5) Sur le rappel de salaire du 1er juillet au 1er août 2022
Cette demande ne faisant l’objet d’aucune contestation il y sera fait droit.
La remise des documents demandés sera ordonnée sans qu’il y ait lieu de l’assortir d’une astreinte en l’absence d’allégation de circonstances le justifiant.
PAR CES MOTIFS
LA COUR
Confirme le jugement entrepris en celles de ses dispositions ayant ordonné la communication des feuilles de posé pour mars à juin 2022, constaté l’existence d’un manquement à l’obligation de sécurité, prononcé la résiliation du contrat de travail et jugé qu’elle produit les effets d’un licenciement sans cause réelle et sérieuse, ordonné la remise d’une attestation pôle emploi rectifiée et condamné la société CEH aux dépens.
L’infirme pour le surplus et, statuant à nouveau sur les chefs infirmés et y ajoutant,
Condamne la société CEH à payer à Mme [H] [R] les sommes de :
— 2 492,41 euros à titre de rappel de commissions
— 249,24 euros à titre de congés payés afférents
— 11 000,28 euros à titre d’indemnité de préavis
— 1 100,03 euros à titre de congés payés afférents
— 11 000 euros à titre de dommages et intérêts pour licenciement sans cause réelle et sérieuse
— 5 500,14 euros à titre de de rappel de salaire du 1er juillet au 1er août 2022
— 2 000 euros au titre de l’article 700 du code de procédure civile
Déboute Mme [H] [R] de sa demande de dommages et intérêts pour harcèlement moral et de sa demande de dommages et intérêts pour retard dans l’application du maintien du salaire et de la prévoyance.

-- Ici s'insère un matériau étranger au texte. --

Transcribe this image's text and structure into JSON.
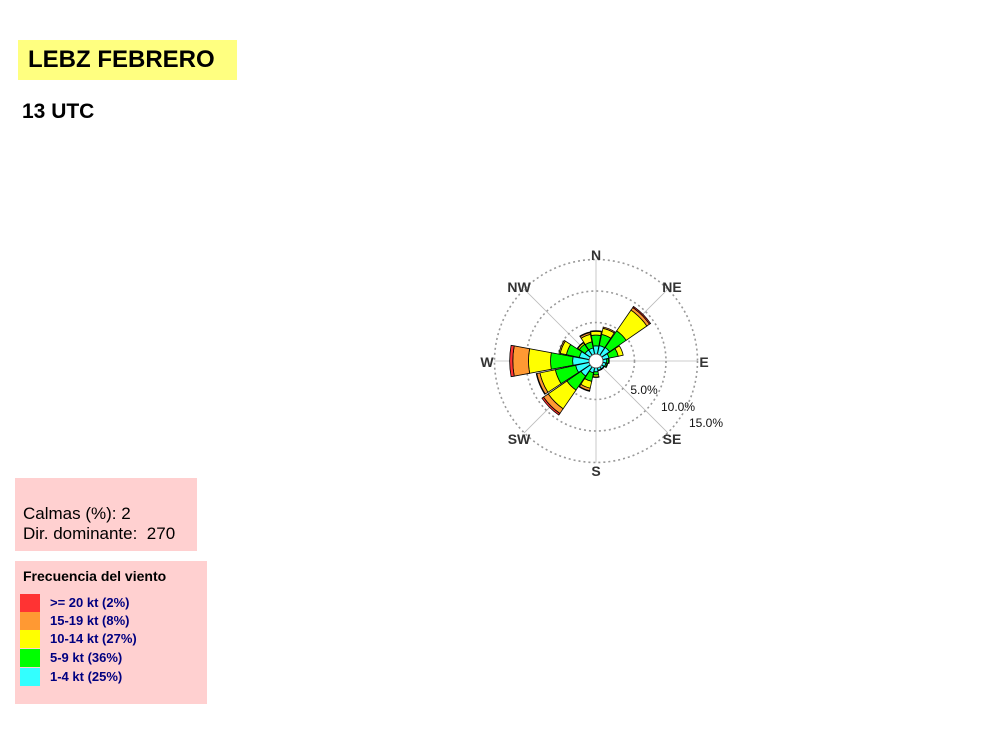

Dit n’y avoir lieu au prononcé d’une astreinte.
Ordonne la capitalisation des intérêts dus au moins pour une année entière.
Ordonne le remboursement par la société CEH à France Travail des indemnités de chômage versées à Mme [H] [R] du jour du licenciement au jour du jugement dans la limite de 3 mois d’indemnités.
Condamne la société CEH aux dépens de l’instance d’appel.